会場には緻密な、建築模型のような作品が並ぶ。思っていた以上に小さい。(この意外性こそがコイズミさんの特徴でもあるのだけれど) 繊細で静謐な世界、そこに入り込むための“通路”は一本のひも――あやとりのひもであった。なんと、あやとり“亀の子”の、指の動きに合わせて形が変わっていく10段階(輪っかのままの状態を入れて11段階)の、それぞれを作品にしているのだった。それにしても、ふにゃふにゃの、指に絡め、支えられてしか形を与えられないものを、建築物のような堅固(そう)な立体に“うつしかえ”(タイトルの本当の意味は聞きそびれてしまった)てしまうとは・・・。

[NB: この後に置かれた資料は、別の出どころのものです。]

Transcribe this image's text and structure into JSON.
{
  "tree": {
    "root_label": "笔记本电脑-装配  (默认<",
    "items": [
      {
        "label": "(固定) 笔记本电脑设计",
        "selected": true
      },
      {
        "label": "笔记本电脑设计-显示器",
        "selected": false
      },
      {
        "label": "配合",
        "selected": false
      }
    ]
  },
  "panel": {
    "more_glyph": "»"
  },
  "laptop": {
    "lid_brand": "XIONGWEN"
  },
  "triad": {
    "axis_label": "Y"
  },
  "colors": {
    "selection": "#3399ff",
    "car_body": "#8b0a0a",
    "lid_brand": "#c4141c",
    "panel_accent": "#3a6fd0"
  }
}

図面には、精緻な計算による細かな数字が並ぶ。そこに支柱を立て、細長くカットした厚紙を渡していく。あやとりのひもの、交差するところも5㎜空けていくことでより立体化する。内部とも外部ともとれるような骨組みは、見る人の脳内にも自由に構築物を想像させるのだが、建築のための模型と違うのは、用途を持たないばかりでなく、架橋のような紙の斜線が多いことや、必ずしも左右対称というわけではないことだ。それが一見静穏に見える作品群に、小さな違和を生み、眼眩むような感覚を覚えさせる。
コイズミさんの、空間感覚、着眼点の斬新さなどを改めて感じると共に、新たな展開を堪能した。新潟市内野山手・ギャラリーろば屋で、26日まで。